In phase InitDelete, the controller deletes all deploy items that are controlled by the execution.

Phase "Deleting"

The deploy items that were deleted in the InitDelete phase get a deletion timestamp, but will not vanish immediately due to their finalizers. They must be processed by a deployer, which can perform uninstall operations and remove the finalizer. As always, the processing by a deployer starts only if a trigger in form of the job ID is set. Since there might be dependencies between deploy items, we do not trigger them all at once. The procedure is analogous to phase Progressing, but this time a deploy item is triggered only after all its successors are gone. To do this, we divide the deploy items in the following classes:

  • First, the class of all deploy items that have already been triggered, i.e. have already received the current job ID. We check their status, and divide them in the following sub-classes. Note that there is no phase DeleteSucceeded, because such deploy items are gone.
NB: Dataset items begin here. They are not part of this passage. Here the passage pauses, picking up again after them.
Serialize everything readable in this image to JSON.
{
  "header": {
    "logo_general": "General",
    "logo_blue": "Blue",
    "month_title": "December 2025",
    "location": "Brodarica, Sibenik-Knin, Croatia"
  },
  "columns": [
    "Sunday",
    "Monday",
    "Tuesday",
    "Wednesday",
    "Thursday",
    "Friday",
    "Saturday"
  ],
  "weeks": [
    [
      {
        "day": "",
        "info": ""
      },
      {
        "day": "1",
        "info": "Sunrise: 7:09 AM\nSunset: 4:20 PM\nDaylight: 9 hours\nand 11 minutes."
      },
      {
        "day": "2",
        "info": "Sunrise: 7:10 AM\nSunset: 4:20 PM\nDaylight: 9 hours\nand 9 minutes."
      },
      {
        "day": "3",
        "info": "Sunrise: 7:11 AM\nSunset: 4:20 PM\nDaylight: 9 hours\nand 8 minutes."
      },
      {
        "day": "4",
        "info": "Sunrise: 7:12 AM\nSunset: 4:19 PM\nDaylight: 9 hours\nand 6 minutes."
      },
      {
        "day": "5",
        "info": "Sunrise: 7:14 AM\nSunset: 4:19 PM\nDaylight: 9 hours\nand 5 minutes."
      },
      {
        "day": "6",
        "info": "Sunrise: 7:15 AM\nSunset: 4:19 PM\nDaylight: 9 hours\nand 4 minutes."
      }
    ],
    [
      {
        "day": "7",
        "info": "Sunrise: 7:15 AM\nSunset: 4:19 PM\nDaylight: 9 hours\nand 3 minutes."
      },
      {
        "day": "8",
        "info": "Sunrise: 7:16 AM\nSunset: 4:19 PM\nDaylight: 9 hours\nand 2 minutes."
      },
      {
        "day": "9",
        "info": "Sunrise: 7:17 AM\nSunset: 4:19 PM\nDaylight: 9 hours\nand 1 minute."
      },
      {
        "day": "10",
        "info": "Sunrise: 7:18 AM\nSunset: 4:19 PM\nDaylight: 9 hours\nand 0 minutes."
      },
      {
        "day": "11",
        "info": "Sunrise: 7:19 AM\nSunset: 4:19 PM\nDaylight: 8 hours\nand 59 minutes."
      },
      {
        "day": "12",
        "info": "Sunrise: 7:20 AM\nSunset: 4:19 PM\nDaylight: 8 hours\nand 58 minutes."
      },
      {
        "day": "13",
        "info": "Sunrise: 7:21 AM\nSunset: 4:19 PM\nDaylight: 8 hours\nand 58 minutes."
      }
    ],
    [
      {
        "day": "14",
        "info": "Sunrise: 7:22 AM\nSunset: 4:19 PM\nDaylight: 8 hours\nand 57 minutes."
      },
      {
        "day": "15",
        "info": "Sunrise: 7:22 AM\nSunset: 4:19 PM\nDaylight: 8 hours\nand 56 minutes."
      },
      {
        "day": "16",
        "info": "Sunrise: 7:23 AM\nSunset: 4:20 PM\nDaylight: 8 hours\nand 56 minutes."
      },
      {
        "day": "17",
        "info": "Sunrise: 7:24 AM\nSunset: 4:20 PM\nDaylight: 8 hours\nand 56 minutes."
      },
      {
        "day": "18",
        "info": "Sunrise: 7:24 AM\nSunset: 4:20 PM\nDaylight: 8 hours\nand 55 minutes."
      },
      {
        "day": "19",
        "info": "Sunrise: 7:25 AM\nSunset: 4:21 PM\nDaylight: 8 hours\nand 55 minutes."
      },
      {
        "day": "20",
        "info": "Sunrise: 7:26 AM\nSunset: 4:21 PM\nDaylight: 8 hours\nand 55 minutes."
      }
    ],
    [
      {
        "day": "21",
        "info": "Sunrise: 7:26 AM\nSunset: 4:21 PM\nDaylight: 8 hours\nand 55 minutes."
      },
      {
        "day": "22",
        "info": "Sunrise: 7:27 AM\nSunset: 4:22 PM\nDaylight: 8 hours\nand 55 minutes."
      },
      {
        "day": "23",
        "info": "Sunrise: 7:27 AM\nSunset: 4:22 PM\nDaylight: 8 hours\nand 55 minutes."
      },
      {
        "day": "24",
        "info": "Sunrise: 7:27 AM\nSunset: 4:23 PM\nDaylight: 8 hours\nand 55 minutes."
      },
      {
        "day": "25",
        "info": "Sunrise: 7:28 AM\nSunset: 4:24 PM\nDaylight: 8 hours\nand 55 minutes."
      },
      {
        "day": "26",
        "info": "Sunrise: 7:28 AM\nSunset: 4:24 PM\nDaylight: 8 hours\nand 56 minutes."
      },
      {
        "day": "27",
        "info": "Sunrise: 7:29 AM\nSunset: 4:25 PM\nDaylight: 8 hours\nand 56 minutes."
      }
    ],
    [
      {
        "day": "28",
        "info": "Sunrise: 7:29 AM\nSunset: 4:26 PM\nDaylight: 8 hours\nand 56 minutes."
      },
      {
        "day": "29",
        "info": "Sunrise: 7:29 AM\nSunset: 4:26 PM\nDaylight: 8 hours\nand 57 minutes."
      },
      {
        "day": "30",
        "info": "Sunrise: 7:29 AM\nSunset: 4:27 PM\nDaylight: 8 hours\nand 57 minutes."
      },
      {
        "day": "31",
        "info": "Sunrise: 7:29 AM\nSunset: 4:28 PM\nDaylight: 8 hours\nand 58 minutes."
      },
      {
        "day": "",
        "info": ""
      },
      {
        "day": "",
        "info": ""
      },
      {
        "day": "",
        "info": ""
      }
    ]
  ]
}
    • (B) finished and phase = DeleteFailed
    • (C) not finished
  • Second, the class of all deploy items that have not yet been triggered. These deploy items need to be updated by the execution controller. According to the state of their successors, we devide them in the following sub-classes:

    • (D) deploy items whose successors are all finished
    • (E) deploy items with unfinished successors

Based on this classification, the reconcile logic is as follows:

  • If all deploy items are gone, the controller removes the finalizer of the execution, so that the execution will vanish.

  • If there exists a deploy item in class B (triggered, finished and failed), the controller stops triggering any further deploy items, but remains in phase Deleting until the currently running deploy items have finished, i.e. until there are no more items of class C. Then it changes the phase to DeleteFailed.

  • Otherwise, all deploy items in class D (all successors finished) are triggered.

Remark: there is a similar check as in phase Progressing to detect if the algorithm is stuck.